La tensione aumentò fino alla rottura della transizione, con la cacciata di Hamdock e la ripresa del controllo totale da parte dell'esercito e dei suoi alleati RSF. Ma nell'aprile del 2023 qualcosa si ruppe tra i due complici. La richiesta da parte delle SAF alle RSF di sciogliersi per essere inglobate dentro la struttura delle forze armate scatenò la reazione violenta delle milizie, che non intendevano rinunciare alle loro attività commerciali parallele a quelle ufficiali. Per questo motivo la guerra in Sudan è chiamata "marketing war": una guerra per le risorse provenienti dal commercio. Da qui la guerra civile e il caos.

 

QUALCOSA SI PUO’, SI DEVE FARE

Ma qualcosa si può, si deve fare.

C’è ancora un Sudan su cui fare affidamento: la società civile pacifica e senza armi. I resti delle forze politiche e sociali eredi del movimento del 2019 si ritrovano nel movimento Taqaddum e in altri spezzoni alternativi, in genere riparati all'estero. Sul terreno, in mezzo a mille ostacoli, operano i comitati popolari spontanei che si auto organizzano per salvare vite offrendo cibo e medicinali.
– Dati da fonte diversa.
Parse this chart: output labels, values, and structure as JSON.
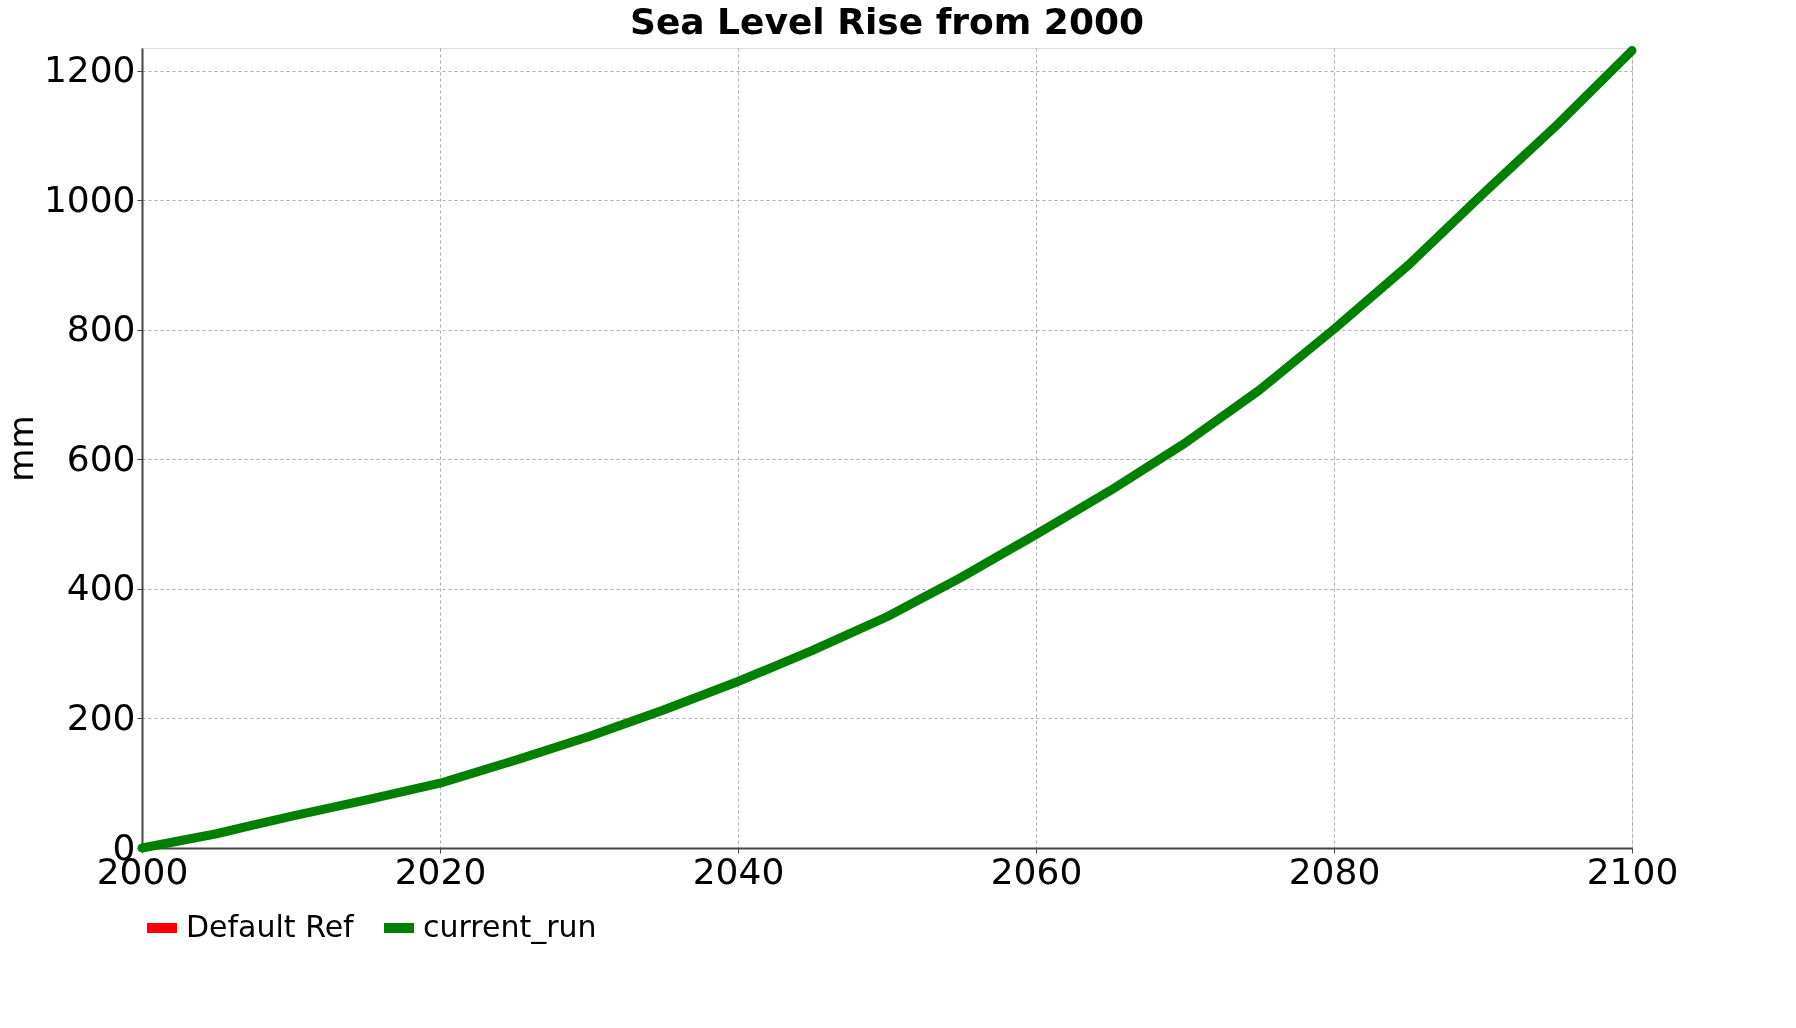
{
  "chart_data": {
    "type": "line",
    "title": "Sea Level Rise from 2000",
    "ylabel": "mm",
    "x": [
      2000,
      2005,
      2010,
      2015,
      2020,
      2025,
      2030,
      2035,
      2040,
      2045,
      2050,
      2055,
      2060,
      2065,
      2070,
      2075,
      2080,
      2085,
      2090,
      2095,
      2100
    ],
    "series": [
      {
        "name": "Default Ref",
        "color": "#ff0000",
        "values": [
          null,
          null,
          null,
          null,
          null,
          null,
          null,
          null,
          null,
          null,
          null,
          null,
          null,
          null,
          null,
          null,
          null,
          null,
          null,
          null,
          null
        ]
      },
      {
        "name": "current_run",
        "color": "#008000",
        "values": [
          0,
          22,
          49,
          74,
          100,
          135,
          172,
          213,
          257,
          305,
          357,
          418,
          484,
          552,
          625,
          707,
          801,
          900,
          1010,
          1117,
          1231
        ]
      }
    ],
    "xlim": [
      2000,
      2100
    ],
    "xticks": [
      2000,
      2020,
      2040,
      2060,
      2080,
      2100
    ],
    "ylim": [
      0,
      1235
    ],
    "yticks": [
      0,
      200,
      400,
      600,
      800,
      1000,
      1200
    ],
    "grid": true,
    "legend": "bottom",
    "line_style": "solid",
    "marker": "none"
  }
}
C’è una comunità internazionale che, anche se malridotta, deve premere per negoziati tra le parti, anziché schierarsi a favore dell’uno o dell’altro contendente, come fanno purtroppo molti Paesi per interessi economici e politici.
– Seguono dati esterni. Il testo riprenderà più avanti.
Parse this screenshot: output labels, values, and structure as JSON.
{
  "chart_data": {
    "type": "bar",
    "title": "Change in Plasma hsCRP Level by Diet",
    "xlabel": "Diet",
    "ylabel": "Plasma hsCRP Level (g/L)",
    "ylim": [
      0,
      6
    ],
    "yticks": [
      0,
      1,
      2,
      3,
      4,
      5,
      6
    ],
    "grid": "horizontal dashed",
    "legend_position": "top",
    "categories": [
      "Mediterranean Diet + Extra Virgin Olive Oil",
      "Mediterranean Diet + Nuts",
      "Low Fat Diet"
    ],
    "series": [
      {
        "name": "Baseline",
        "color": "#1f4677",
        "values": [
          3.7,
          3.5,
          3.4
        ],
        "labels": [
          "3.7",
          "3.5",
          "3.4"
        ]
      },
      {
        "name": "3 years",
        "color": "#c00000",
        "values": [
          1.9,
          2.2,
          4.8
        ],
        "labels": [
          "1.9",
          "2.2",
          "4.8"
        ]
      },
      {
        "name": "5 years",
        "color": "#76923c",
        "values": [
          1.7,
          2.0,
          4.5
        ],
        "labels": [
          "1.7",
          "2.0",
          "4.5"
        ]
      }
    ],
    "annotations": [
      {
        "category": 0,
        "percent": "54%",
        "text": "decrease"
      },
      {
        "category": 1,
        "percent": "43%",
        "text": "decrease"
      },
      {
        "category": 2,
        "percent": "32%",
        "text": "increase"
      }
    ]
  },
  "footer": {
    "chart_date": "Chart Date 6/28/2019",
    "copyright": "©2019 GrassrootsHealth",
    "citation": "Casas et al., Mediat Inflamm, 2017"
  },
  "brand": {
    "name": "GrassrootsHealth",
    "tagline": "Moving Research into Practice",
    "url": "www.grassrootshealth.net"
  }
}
C’è innanzitutto da donare, per supportare le organizzazione umanitarie e le agenzie dell'ONU: Medici senza frontiere, Emergency, le Suore salesiane, i Missionari comboniani, la Comunità di Sant’Egidio, l’UNHCR dell’ONU. Il portavoce delle Nazioni Unite Stéphane Dujarric ha sottolineato il successo degli aiuti umanitari continui in alcune aree. Ma servono molte più risorse. Il Sudan non può essere abbandonato al suo destino.
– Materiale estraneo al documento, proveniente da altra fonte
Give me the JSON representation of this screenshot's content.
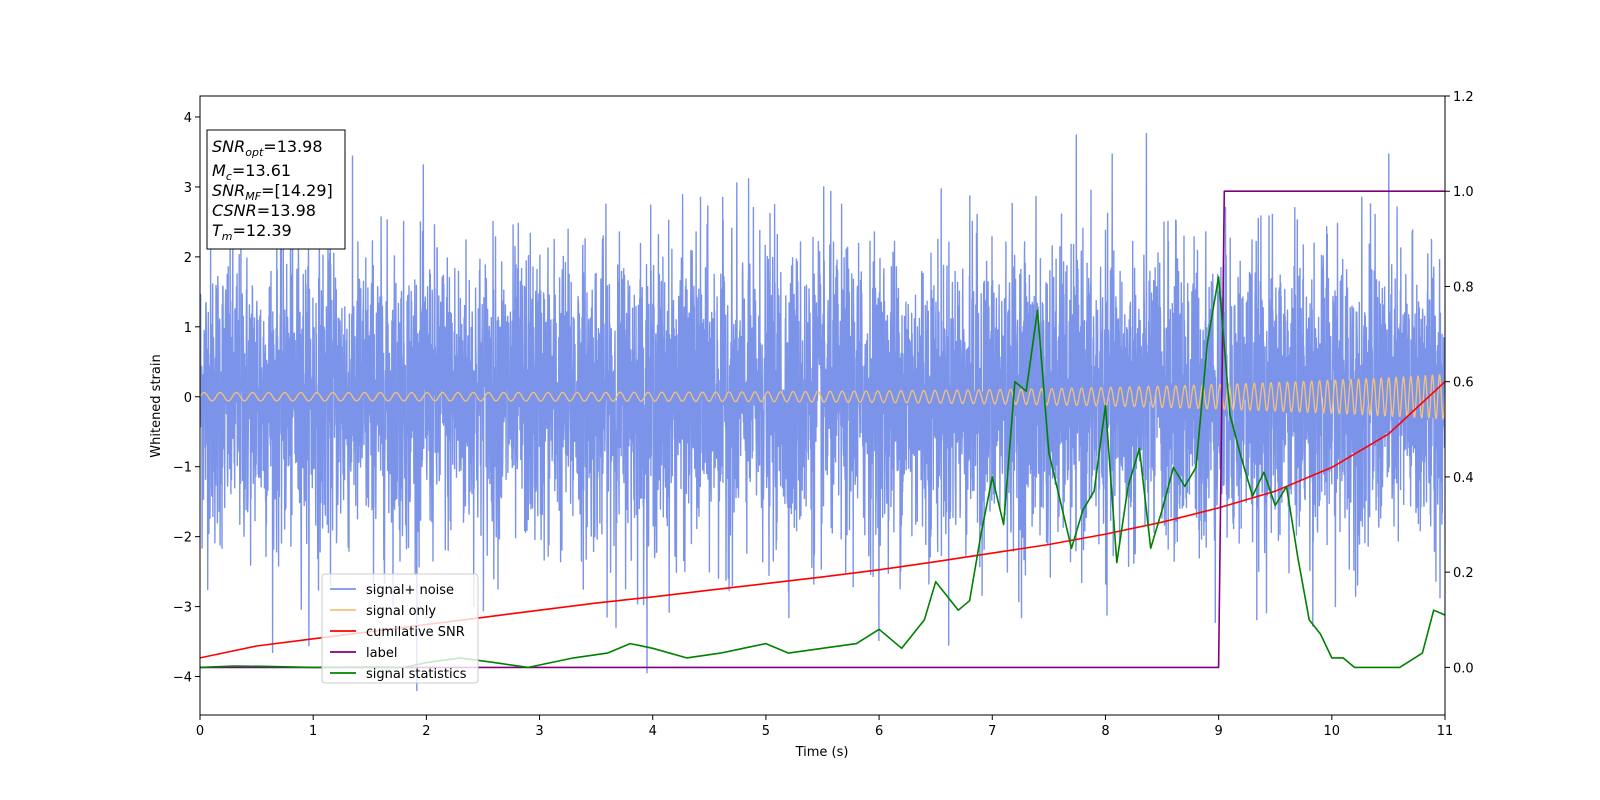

La politica e i media devono mettere il radar anche sul Sudan, e sui tanti altri conflitti in corso in Africa. Oggi la politica e i media inducono i cittadini a schierarsi, pro o contro. In Sudan e nei conflitti africani, invece, la linea tra vittime e carnefici è sfumata, le dinamiche troppo complesse per rientrare in una cornice semplice di “buoni” e “cattivi”. Ma noi dobbiamo “restare umani” e capire che comunque i “buoni” ci sono sempre: sono i civili senza armi, i bambini, le donne, le vittime. Dobbiamo dare voce a chi non ha voce. E fare ogni sforzo per aiutare chi soffre.

 

 

 

Giorgio Pagano

 

 

Post scriptum

Le fotografie di oggi sono state scattate alla mostra “African Metropolis”, tenutasi al Maxxi di Roma nel 2018.

La foto in alto è dell’opera “Case cadenti” dell’artista del Camerun Pascale Marthine Tayou. Le case cadenti sono il simbolo della specie umana, del mondo che sta collassando.

La foto in basso è dell’opera “Wo shi feizhou/Je suis african”, dell’artista della Costa d’Avorio Francois-Xavier Gbré.